Ii Evidence as to the conduct of the accused immediately preceding the commission or omission of the offence.
Iii Evidence of prison officials who have custody of the accused person before and during his trial.
Iv Evidence of medical officials who examined the accused.
V Evidence of relatives about the general behavior of the accused and such other facts which will help the trial court come to conclusion that the burden of proof placed by law on the defence has been discharged.
To prove a defence of insanity, the defendant who claims that he was insane at the time of the crime must show that he was either suffering from a disease which damaged the functioning of the mind and led to defect of reasoning that prevented him from understanding what he was doing. This was the plea of one Edet Okon, who was found guilty of murder of a Lagos State High Court and was sentenced to death by hanging after stabbing his wife to death. Edet appealed his sentence. The Court of Appeal in a unanimous judgement held that the Appeal No. CALL/553/10 lacked merit and dismissed it. The court held that the burden of proving insanity rested on the appellant. The appellant the court added failed to discharge the burden on him to prove that he was insane at the time of committing the offence.

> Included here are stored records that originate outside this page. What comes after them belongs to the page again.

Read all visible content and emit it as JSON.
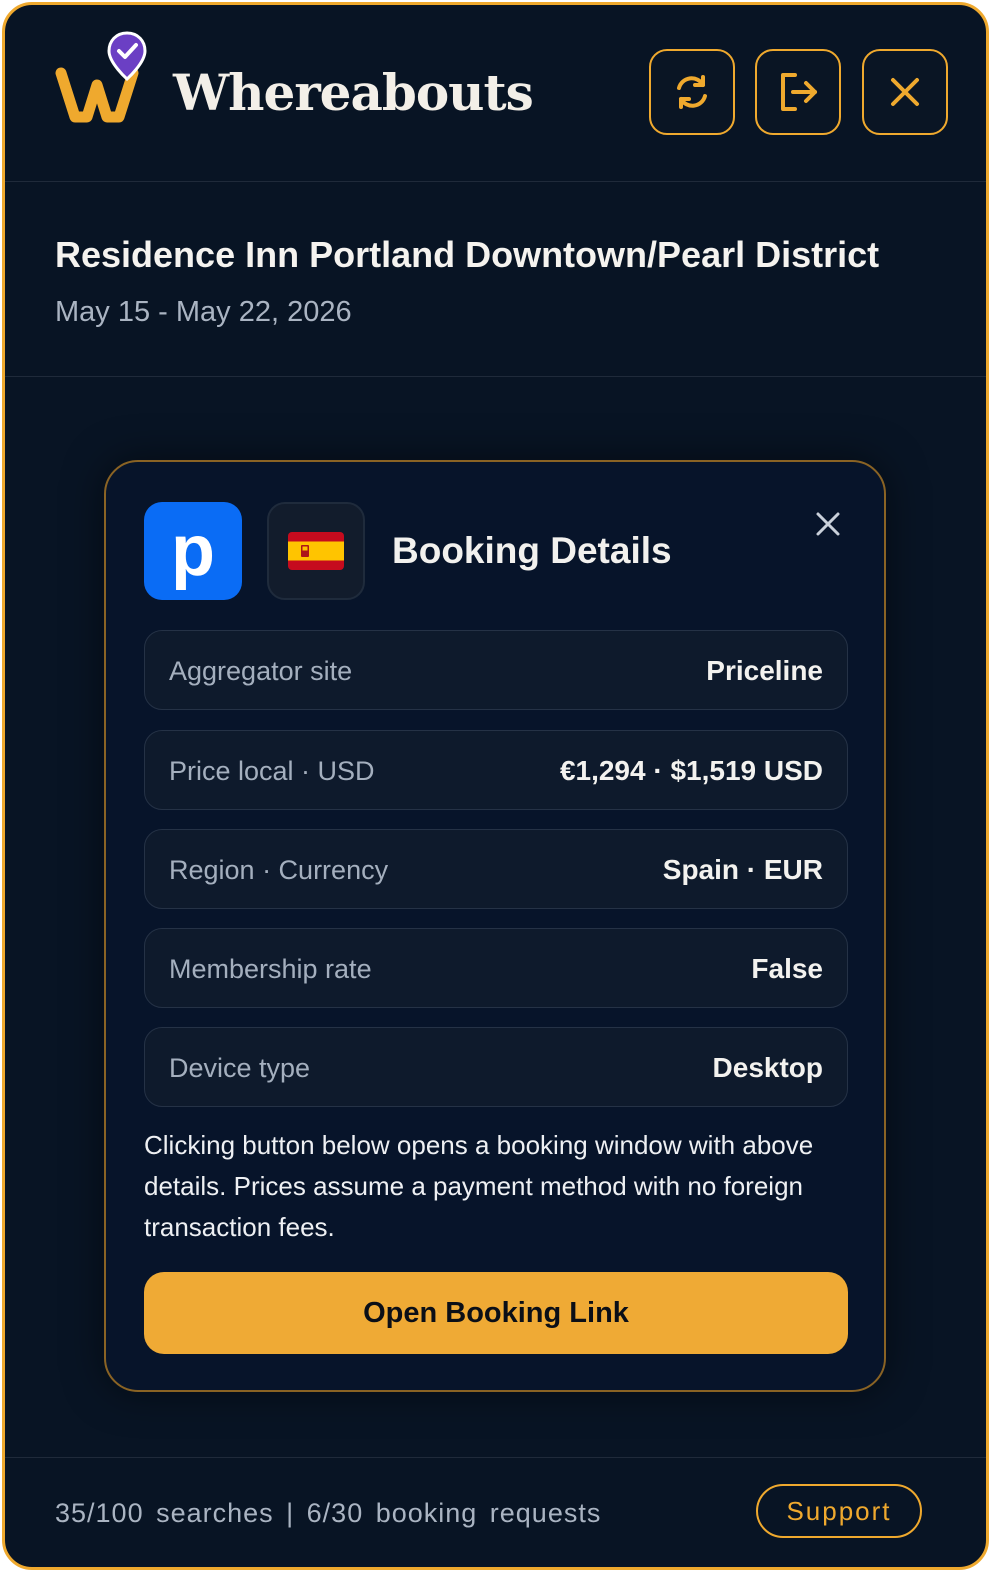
{
  "app": {
    "brand": "Whereabouts",
    "accent_color": "#efa92e",
    "background_color": "#081424"
  },
  "header": {
    "buttons": [
      {
        "name": "refresh-button",
        "icon": "refresh-icon"
      },
      {
        "name": "logout-button",
        "icon": "logout-icon"
      },
      {
        "name": "close-button",
        "icon": "close-icon"
      }
    ]
  },
  "hotel": {
    "name": "Residence Inn Portland Downtown/Pearl District",
    "dates": "May 15 - May 22, 2026"
  },
  "modal": {
    "site_logo_letter": "p",
    "site_logo_color": "#0a6cf5",
    "flag_icon": "spain-flag-icon",
    "title": "Booking Details",
    "rows": [
      {
        "label": "Aggregator site",
        "value": "Priceline"
      },
      {
        "label": "Price local · USD",
        "value": "€1,294 · $1,519 USD"
      },
      {
        "label": "Region · Currency",
        "value": "Spain · EUR"
      },
      {
        "label": "Membership rate",
        "value": "False"
      },
      {
        "label": "Device type",
        "value": "Desktop"
      }
    ],
    "note": "Clicking button below opens a booking window with above details. Prices assume a payment method with no foreign transaction fees.",
    "open_button_label": "Open Booking Link"
  },
  "footer": {
    "usage": "35/100 searches | 6/30 booking requests",
    "support_label": "Support"
  }
}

The court held that, medical evidence is sine qua non for proof of insanity, the justices of the court of appeal said there was no medical evidence to prove the state of the mind of the appellant at the point of the offence. Okon’s evidence that he suffered typhoid and suddenly woke up at night and engaged in a struggle with his wife, the court held was rightly rejected by the lawer court. The Court of Appeal upheld the judgement of the lower court.
In most cases when the defence of insanity succeeds, the prosecution and the defence agree to the plea of “not guilty by reason of insanity”. And in this circumstance the proper order to be made is remand in safe custody (in most cases psychiatric institution), pending the pleasure of the president or governor. The essence of this committal order is that the accused person do not go scot free. The law requires that he should be kept away to prevent further danger to the society.